Edit: Some of the comments doubted that those data would fit for a neural network in general. Therefore I did the same net in MATLAB and it worked just fine. After 11 training epochs the error was less then 0.002.

same net and data in MATLAB

Furthermore I tried to use the SupervisedDataset from PyBrain but this wouldn't work as well. I am out of ideas now.


Solution

  • I found a solution. Turned out the stock data had to be normalized first.

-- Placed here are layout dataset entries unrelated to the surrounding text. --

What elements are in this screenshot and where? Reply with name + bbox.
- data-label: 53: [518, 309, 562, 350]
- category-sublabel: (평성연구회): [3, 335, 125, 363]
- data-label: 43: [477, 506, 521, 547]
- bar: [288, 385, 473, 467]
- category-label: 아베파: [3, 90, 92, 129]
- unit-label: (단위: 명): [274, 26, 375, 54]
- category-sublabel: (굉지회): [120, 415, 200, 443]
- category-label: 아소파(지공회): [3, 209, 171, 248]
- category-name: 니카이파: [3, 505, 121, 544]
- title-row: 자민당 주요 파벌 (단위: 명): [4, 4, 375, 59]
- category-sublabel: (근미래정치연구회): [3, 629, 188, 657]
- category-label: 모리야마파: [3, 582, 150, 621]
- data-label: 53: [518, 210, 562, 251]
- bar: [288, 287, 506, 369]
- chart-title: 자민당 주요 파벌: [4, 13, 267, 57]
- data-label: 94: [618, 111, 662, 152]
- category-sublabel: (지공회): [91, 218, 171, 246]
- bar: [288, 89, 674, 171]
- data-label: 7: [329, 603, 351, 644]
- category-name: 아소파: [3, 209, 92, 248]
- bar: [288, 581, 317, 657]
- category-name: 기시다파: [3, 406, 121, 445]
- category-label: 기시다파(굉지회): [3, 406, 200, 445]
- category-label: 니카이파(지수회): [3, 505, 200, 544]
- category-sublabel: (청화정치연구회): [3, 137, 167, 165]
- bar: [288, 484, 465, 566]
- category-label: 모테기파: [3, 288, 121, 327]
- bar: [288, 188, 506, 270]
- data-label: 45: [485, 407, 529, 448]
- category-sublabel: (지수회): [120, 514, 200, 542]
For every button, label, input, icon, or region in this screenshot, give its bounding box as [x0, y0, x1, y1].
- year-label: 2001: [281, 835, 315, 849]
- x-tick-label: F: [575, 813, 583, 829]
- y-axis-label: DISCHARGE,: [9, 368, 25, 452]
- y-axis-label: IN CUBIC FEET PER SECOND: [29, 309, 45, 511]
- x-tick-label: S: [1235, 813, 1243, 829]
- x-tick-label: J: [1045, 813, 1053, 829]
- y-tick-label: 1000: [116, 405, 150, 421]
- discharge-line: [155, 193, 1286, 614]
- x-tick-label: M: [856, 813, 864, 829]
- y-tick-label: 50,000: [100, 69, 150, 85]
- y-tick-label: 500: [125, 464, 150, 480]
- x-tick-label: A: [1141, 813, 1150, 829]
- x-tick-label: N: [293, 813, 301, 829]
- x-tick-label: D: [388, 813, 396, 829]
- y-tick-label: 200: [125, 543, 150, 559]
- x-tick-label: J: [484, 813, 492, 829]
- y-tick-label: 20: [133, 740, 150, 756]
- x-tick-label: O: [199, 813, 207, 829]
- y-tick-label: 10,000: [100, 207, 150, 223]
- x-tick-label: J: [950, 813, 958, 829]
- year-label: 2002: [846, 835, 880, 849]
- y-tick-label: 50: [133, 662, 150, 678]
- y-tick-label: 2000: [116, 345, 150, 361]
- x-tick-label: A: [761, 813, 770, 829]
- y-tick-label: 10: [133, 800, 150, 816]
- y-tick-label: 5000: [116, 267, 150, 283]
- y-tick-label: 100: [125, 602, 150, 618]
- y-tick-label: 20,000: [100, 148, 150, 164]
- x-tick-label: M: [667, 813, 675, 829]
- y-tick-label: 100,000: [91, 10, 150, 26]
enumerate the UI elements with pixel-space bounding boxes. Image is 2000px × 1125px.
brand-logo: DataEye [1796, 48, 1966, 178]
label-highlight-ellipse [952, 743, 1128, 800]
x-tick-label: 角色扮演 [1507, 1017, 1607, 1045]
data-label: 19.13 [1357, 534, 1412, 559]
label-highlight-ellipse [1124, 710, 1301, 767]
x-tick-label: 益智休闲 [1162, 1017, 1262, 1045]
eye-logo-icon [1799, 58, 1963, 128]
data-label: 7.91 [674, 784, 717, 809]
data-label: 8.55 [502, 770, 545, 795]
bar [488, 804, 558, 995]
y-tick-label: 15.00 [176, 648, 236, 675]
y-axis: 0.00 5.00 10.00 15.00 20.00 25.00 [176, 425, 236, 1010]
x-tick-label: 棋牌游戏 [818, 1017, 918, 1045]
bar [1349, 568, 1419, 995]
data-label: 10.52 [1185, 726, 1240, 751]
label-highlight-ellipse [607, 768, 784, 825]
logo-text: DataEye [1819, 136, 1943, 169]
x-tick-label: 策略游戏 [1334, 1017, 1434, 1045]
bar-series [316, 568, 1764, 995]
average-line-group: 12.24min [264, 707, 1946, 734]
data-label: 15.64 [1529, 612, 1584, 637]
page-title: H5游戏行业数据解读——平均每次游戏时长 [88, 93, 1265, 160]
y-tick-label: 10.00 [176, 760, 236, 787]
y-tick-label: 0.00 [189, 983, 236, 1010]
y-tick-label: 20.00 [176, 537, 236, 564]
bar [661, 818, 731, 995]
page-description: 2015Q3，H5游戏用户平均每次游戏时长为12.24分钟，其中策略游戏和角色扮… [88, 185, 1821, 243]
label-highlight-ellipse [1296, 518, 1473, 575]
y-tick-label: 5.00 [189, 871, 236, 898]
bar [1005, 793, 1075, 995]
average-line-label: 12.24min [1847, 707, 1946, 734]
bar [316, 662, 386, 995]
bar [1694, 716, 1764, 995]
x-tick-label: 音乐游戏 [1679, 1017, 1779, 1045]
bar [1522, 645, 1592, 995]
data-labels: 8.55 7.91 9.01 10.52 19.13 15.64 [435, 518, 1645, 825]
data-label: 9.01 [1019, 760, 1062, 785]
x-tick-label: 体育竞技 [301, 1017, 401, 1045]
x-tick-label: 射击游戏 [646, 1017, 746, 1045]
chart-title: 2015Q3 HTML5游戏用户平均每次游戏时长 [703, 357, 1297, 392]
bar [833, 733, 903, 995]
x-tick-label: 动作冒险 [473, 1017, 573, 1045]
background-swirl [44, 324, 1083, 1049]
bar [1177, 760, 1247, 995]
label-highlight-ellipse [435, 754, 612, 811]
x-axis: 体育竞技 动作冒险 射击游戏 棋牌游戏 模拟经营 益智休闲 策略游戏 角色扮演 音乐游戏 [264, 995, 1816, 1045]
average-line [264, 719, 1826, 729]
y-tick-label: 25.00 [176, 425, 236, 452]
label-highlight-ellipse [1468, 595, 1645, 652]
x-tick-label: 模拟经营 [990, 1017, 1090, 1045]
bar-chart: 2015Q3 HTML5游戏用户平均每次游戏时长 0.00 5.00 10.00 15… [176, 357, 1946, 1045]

So i wrote this function:

    def normalization(data, new_max, new_min):
        old_max = 0
        old_min = 0
    
        # Finde altes Max- und Minimum
        for i in range(len(data)):
            if old_max < data[i]:
                old_max = data[i]
            elif old_min > data[i]:
                old_min = data[i]
    
        old_range = (old_max - old_min)
    
        for i in range(len(data)):
            if old_range == 0:
                data[i] = new_min
            else:
                new_range = (new_max - new_min)
                data[i] = (((data[i] - old_min) * new_range) / old_range) + new_min
    

    I scaled the data between 0 and 1 and voilà - the network would finally learn.